JOACHIM DU BELLAY, 1525-1560. The exact date of Du Bellay's
birth is unknown. He was certainly a little younger than Ronsard,
who was born in September, 1524, although an attempt has been made
to prove that his birth took place in 1525, as a compensation from
Nature to France for the battle of Pavia. As a poet Du Bellay had
the start, by a few mouths, of Ronsard; his Recueil was published
in 1549. The question of priority in the new style of poetry
caused a quarrel, which did not long separate the two singers. Du
Bellay is perhaps the most interesting of the Pleiad, that company
of Seven, who attempted to reform French verse, by inspiring it
with the enthusiasm of the Renaissance. His book L'Illustration de
la langue Francaise is a plea for the study of ancient models and
for the improvement of the vernacular. In this effort Du Bellay
and Ronsard are the predecessors of Malherbe, and of Andre Chenier,
more successful through their frank eagerness than the former, less
fortunate in the possession of critical learning and appreciative
taste than the latter.
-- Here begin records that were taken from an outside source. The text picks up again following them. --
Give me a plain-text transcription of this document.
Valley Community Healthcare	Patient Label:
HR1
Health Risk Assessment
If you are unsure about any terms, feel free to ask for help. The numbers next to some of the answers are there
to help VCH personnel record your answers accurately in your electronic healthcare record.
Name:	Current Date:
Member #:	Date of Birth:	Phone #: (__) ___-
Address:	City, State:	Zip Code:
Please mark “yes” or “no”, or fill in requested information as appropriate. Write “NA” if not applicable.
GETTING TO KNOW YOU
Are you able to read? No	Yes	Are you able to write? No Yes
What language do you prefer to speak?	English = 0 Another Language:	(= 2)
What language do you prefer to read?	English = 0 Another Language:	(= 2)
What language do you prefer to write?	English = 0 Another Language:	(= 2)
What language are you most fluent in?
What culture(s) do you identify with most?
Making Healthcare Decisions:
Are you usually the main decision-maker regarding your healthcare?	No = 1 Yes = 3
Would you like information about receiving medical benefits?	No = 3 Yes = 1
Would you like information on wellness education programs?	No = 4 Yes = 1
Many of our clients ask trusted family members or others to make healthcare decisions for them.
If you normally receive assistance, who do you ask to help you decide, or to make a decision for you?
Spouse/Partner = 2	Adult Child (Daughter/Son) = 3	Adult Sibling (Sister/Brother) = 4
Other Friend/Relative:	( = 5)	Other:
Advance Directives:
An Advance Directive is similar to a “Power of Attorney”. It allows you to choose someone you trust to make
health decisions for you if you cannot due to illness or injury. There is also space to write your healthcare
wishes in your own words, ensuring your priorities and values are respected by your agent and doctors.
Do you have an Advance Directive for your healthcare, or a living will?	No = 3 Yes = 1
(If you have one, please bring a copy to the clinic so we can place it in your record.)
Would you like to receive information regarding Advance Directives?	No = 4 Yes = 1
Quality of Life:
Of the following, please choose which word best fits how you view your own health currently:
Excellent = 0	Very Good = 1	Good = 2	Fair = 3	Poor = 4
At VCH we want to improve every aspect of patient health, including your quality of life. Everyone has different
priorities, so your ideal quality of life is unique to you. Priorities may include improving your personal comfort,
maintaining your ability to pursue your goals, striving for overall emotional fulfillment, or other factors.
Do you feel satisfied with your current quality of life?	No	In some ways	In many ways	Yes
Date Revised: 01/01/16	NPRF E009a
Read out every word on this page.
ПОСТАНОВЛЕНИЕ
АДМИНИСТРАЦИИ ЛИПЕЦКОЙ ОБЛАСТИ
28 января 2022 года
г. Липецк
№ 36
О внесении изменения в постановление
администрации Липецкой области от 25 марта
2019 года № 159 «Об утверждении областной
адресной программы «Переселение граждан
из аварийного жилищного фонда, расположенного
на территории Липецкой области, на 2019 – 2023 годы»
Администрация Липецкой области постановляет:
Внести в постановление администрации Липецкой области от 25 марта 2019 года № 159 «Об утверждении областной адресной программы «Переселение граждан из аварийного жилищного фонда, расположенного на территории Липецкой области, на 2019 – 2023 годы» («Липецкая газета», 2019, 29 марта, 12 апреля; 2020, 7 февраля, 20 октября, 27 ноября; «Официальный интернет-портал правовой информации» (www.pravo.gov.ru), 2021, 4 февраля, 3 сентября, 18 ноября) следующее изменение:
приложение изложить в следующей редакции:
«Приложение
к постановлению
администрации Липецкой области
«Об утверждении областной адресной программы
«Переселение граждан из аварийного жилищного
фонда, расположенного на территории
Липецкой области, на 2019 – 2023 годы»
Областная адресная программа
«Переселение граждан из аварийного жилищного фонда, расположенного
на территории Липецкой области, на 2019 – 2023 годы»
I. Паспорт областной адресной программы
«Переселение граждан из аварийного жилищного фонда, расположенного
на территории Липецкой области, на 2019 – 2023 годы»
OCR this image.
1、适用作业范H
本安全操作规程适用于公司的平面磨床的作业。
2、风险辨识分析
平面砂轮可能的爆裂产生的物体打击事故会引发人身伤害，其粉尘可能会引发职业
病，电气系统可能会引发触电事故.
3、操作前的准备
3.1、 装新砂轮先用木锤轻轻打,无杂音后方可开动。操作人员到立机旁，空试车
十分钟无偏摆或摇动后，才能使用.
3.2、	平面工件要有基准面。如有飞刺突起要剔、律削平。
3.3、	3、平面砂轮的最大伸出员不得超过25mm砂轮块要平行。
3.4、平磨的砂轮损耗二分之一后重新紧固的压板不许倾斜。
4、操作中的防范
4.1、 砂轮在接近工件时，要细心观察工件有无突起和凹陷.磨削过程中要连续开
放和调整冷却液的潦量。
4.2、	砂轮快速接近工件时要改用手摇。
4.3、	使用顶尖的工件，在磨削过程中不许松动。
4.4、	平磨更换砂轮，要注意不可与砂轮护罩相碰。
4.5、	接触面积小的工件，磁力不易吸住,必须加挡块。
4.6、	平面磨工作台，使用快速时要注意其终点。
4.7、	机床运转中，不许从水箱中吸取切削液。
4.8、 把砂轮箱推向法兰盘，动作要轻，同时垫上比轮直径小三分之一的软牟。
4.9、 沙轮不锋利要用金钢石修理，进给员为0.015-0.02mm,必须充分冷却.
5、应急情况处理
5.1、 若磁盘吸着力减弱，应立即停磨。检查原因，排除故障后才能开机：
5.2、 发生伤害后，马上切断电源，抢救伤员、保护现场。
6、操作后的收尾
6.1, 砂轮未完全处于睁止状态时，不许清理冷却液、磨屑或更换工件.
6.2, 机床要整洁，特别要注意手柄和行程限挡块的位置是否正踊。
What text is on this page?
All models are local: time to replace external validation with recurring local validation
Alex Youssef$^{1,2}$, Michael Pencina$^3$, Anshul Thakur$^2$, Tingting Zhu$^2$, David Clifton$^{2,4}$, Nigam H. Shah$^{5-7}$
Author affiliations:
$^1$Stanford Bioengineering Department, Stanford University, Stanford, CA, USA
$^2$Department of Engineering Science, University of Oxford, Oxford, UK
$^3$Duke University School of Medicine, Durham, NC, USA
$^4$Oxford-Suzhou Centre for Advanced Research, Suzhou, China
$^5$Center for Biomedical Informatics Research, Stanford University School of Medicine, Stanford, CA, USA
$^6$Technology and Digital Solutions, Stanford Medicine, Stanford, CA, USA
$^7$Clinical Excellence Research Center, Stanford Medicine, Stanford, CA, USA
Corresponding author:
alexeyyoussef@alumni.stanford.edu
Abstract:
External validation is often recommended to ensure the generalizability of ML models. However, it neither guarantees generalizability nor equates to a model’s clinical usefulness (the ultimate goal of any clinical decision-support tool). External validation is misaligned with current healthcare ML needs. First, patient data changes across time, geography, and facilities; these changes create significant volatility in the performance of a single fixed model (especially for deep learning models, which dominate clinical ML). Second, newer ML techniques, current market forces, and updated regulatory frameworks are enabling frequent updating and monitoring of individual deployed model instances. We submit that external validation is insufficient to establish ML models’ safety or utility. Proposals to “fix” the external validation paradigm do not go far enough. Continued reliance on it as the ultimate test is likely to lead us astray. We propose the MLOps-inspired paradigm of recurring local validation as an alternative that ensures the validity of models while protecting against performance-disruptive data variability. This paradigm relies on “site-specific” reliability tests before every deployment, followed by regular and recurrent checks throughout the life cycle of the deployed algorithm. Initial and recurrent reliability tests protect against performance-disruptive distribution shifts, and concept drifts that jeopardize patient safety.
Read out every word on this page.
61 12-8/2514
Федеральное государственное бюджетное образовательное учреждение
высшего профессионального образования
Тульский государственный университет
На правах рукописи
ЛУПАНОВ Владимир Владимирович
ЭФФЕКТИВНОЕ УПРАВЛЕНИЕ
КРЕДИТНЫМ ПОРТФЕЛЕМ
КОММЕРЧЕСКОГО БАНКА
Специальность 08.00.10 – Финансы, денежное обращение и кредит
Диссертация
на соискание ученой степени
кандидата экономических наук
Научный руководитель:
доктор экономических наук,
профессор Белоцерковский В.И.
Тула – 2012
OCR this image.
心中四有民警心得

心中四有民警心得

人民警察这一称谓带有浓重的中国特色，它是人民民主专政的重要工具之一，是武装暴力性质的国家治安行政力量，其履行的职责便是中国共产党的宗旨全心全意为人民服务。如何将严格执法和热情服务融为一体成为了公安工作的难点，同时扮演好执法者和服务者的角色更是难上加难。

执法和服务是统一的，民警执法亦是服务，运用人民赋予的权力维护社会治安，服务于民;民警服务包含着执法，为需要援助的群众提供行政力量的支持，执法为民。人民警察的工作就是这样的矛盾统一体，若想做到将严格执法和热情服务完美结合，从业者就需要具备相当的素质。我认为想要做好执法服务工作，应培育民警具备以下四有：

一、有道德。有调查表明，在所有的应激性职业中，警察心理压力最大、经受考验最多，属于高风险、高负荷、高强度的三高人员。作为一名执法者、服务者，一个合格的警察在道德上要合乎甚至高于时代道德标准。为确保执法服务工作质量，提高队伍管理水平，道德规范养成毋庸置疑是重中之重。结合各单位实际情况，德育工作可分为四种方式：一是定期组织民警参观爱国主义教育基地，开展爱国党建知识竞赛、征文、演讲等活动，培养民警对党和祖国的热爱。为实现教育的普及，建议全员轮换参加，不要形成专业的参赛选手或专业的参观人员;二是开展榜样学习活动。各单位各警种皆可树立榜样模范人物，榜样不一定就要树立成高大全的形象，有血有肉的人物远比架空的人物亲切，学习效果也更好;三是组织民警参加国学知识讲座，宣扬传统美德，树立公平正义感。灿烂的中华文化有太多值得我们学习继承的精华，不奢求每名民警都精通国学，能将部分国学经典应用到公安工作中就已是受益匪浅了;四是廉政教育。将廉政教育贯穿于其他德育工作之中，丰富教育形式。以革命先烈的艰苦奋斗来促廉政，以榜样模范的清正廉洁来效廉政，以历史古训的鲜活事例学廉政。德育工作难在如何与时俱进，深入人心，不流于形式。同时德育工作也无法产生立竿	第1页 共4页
There is something in Du Bellay's life, in
the artistic nature checked by occupation in affairs--he was the
secretary of Cardinal Du Bellay--in the regret and affection with
which Rome depressed and allured him, which reminds the English
reader of the thwarted career of Clough.

DU BELLAY, 1550.

[The winds are invoked by the winnowers of corn.]

To you, troop so fleet,
That with winged wandering feet,
Through the wide world pass,
And with soft murmuring
Toss the green shades of spring
In woods and grass,
Lily and violet
I give, and blossoms wet,
Roses and dew;
This branch of blushing roses,
Whose fresh bud uncloses,
Wind-flowers too.
Ah, winnow with sweet breath,
Winnow the holt and heath,
Round this retreat;
Where all the golden morn
We fan the gold o' the corn,
In the sun's heat.


We that with like hearts love, we lovers twain,
New wedded in the village by thy fane,
Lady of all chaste love, to thee it is
We bring these amaranths, these white lilies,
A sign, and sacrifice; may Love, we pray,
Like amaranthine flowers, feel no decay;
Like these cool lilies may our loves remain,
Perfect and pure, and know not any stain;
And be our hearts, from this thy holy hour,
Bound each to each, like flower to wedded flower.

DU BELLAY, 1550.

So long you wandered on the dusky plain,
Where flit the shadows with their endless cry,
You reach the shore where all the world goes by,
You leave the strife, the slavery, the pain;
But we, but we, the mortals that remain
In vain stretch hands; for Charon sullenly
Drives us afar, we may not come anigh
Till that last mystic obolus we gain.

But you are happy in the quiet place,
And with the learned lovers of old days,
And with your love, you wander ever-more
In the dim woods, and drink forgetfulness
Of us your friends, a weary crowd that press
About the gate, or labour at the oar.

DU BELLAY, 1550.

If this our little life is but a day
In the Eternal,--if the years in vain
Toil after hours that never come again, -
If everything that hath been must decay,
Why dreamest thou of joys that pass away,
My soul, that my sad body doth restrain?
Why of the moment's pleasure art thou fain?
Nay, thou hast wings,--nay, seek another stay.

There is the joy whereto each soul aspires,
And there the rest that all the world desires,
And there is love, and peace, and gracious mirth;
And there in the most highest heavens shalt thou
Behold the Very Beauty, whereof now
Thou worshippest the shadow upon earth.